Bacterial community dynamics and pollutant removal mechanisms in biofilters: A literature review

Background: The lack of understanding of how pollutant removal occurs in biofilter reactors and bacterial community dynamics makes this worthy of study. This review explores biofiltration processes, commonly used biofilter types, bacterial community dynamics, and pollutant removal mechanisms in biofilters. Methods: This review used data from previous studies published on Scopus, EBSCO, and ProQuest, categorized into parameters such as the biofiltration process, types of biofilters, bacterial community dynamics, and pollutant removal mechanisms. The data were narrated, analyzed in a table, and presented in a review. Results: In the biofilter reactor, microorganisms cover the medium, allowing pollutants to flow through gaps and contact the biofilm layer. As the biofilm thickens, adhesion weakens, leading to new colonies. Submerged-bed biofilters, trickling filters, and packed column aeration and gasification systems effectively remove nutrients from aquatic environments. Biofilter bacterial communities are categorized by filter layer depth, with fast-growing, less specialized communities in the upper layer and more specialized communities in the bottom layer.
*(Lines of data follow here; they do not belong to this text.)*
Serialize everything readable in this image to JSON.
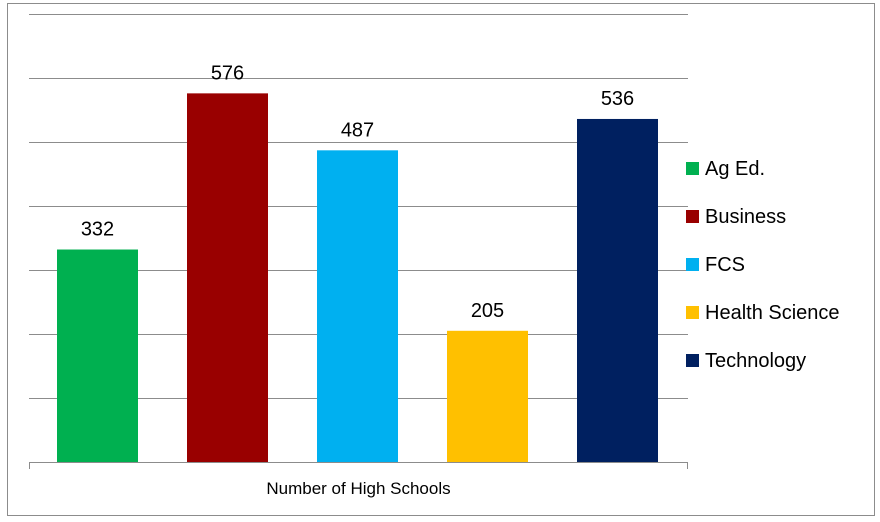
{
  "chart_data": {
    "type": "bar",
    "categories": [
      "Number of High Schools"
    ],
    "series": [
      {
        "name": "Ag Ed.",
        "values": [
          332
        ],
        "color": "#00b050"
      },
      {
        "name": "Business",
        "values": [
          576
        ],
        "color": "#990000"
      },
      {
        "name": "FCS",
        "values": [
          487
        ],
        "color": "#00b0f0"
      },
      {
        "name": "Health Science",
        "values": [
          205
        ],
        "color": "#ffc000"
      },
      {
        "name": "Technology",
        "values": [
          536
        ],
        "color": "#002060"
      }
    ],
    "title": "",
    "xlabel": "",
    "ylabel": "",
    "ylim": [
      0,
      700
    ],
    "gridlines": true,
    "data_labels": true,
    "legend_position": "right"
  }
}
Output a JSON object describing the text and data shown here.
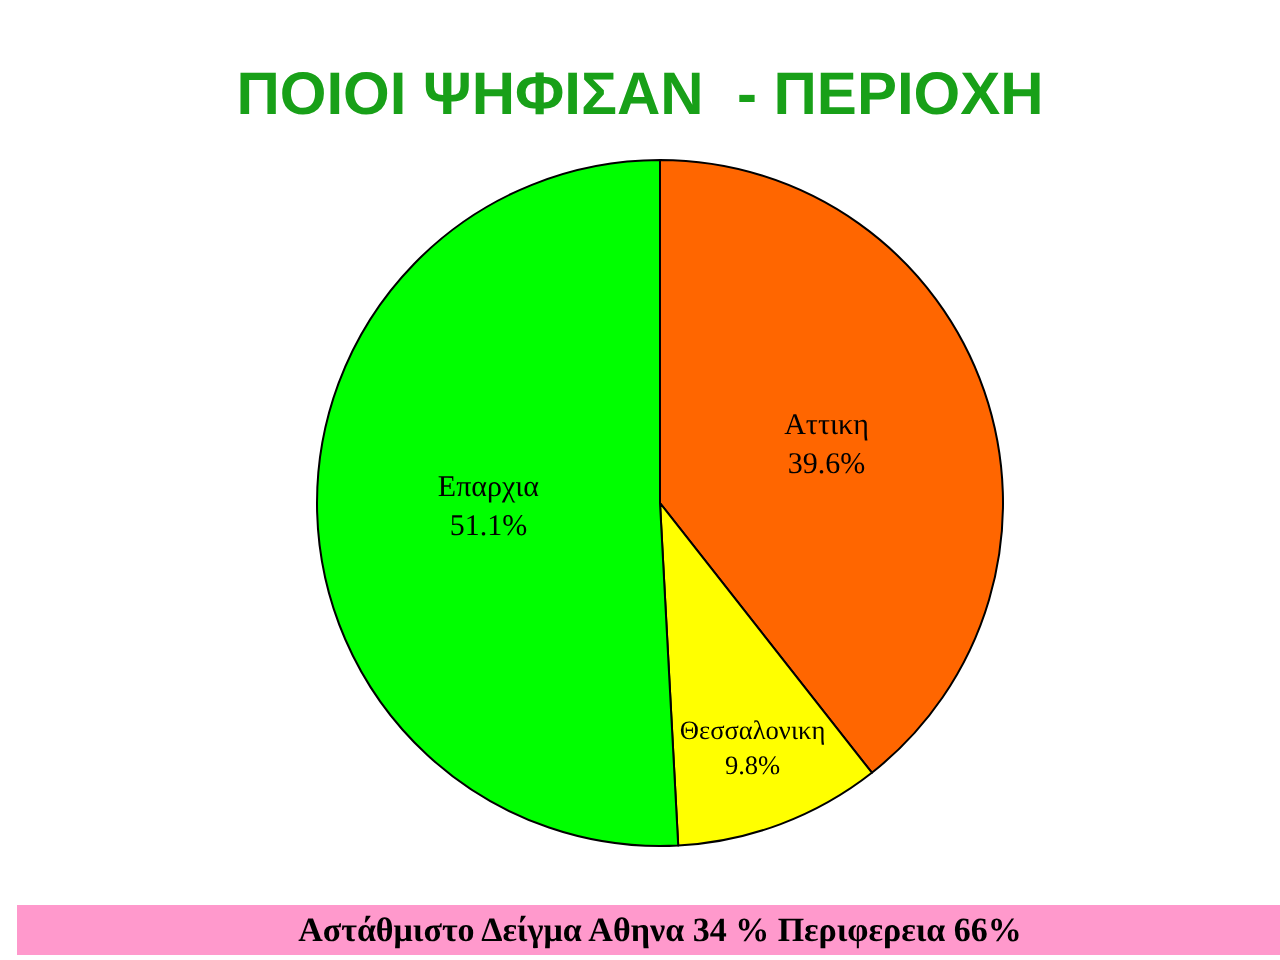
{
  "chart_data": {
    "type": "pie",
    "title": "ΠΟΙΟΙ ΨΗΦΙΣΑΝ  - ΠΕΡΙΟΧΗ",
    "categories": [
      "Αττικη",
      "Θεσσαλονικη",
      "Επαρχια"
    ],
    "values": [
      39.6,
      9.8,
      51.1
    ],
    "value_labels": [
      "39.6%",
      "9.8%",
      "51.1%"
    ],
    "colors": [
      "#ff6600",
      "#ffff00",
      "#00ff00"
    ],
    "legend": false,
    "annotations": [
      "Αστάθμιστο Δείγμα Αθηνα 34 % Περιφερεια 66%"
    ]
  }
}
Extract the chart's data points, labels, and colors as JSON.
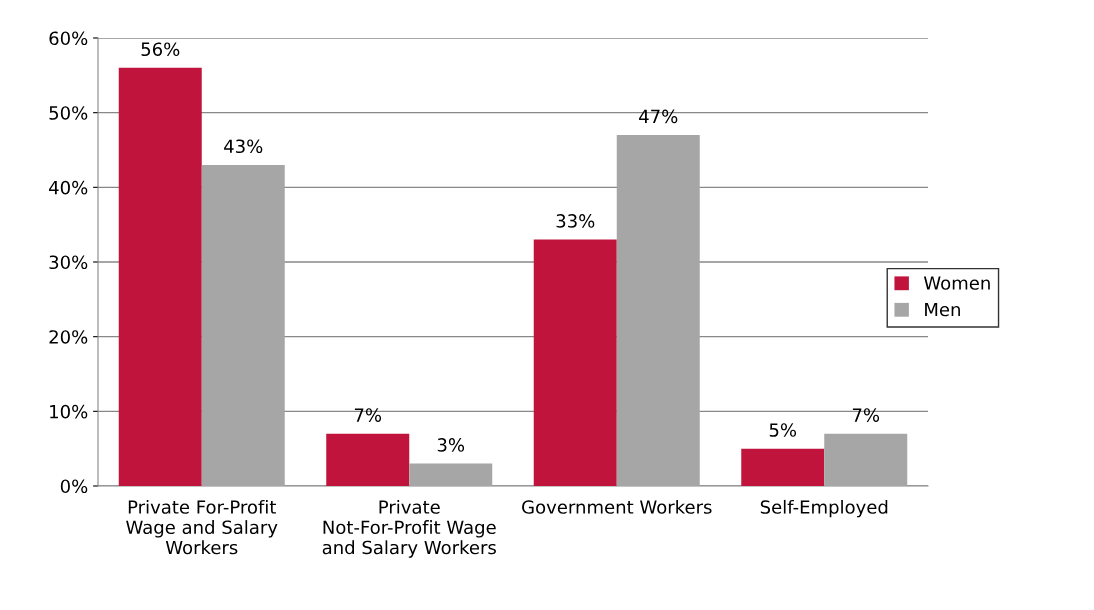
{
  "chart_data": {
    "type": "bar",
    "categories": [
      "Private For-Profit Wage and Salary Workers",
      "Private Not-For-Profit Wage and Salary Workers",
      "Government Workers",
      "Self-Employed"
    ],
    "series": [
      {
        "name": "Women",
        "color": "#c0143c",
        "values": [
          56,
          7,
          33,
          5
        ]
      },
      {
        "name": "Men",
        "color": "#a6a6a6",
        "values": [
          43,
          3,
          47,
          7
        ]
      }
    ],
    "ylim": [
      0,
      60
    ],
    "yticks": [
      {
        "value": 0,
        "label": "0%"
      },
      {
        "value": 10,
        "label": "10%"
      },
      {
        "value": 20,
        "label": "20%"
      },
      {
        "value": 30,
        "label": "30%"
      },
      {
        "value": 40,
        "label": "40%"
      },
      {
        "value": 50,
        "label": "50%"
      },
      {
        "value": 60,
        "label": "60%"
      }
    ],
    "value_labels": [
      [
        "56%",
        "7%",
        "33%",
        "5%"
      ],
      [
        "43%",
        "3%",
        "47%",
        "7%"
      ]
    ],
    "grid": "y",
    "legend": "right"
  }
}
Pollutant biodegradation depends on various factors such as nutrient availability, oxygen concentration, pH, bioavailability of contaminants, and physical and chemical characteristics of the biomass. Conclusion: A biofilter reactor uses microorganisms to cover a medium, allowing pollutants to flow through gaps and contact a biofilm layer that degrades organic compounds. Submerged-bed biofilters, trickling filters, and packed column aeration systems can effectively remove pollutants. Biofilter bacterial communities are categorized by filter layer depth, with fast-growing, less specialized communities in the upper layer, and more specialized communities in the bottom layer.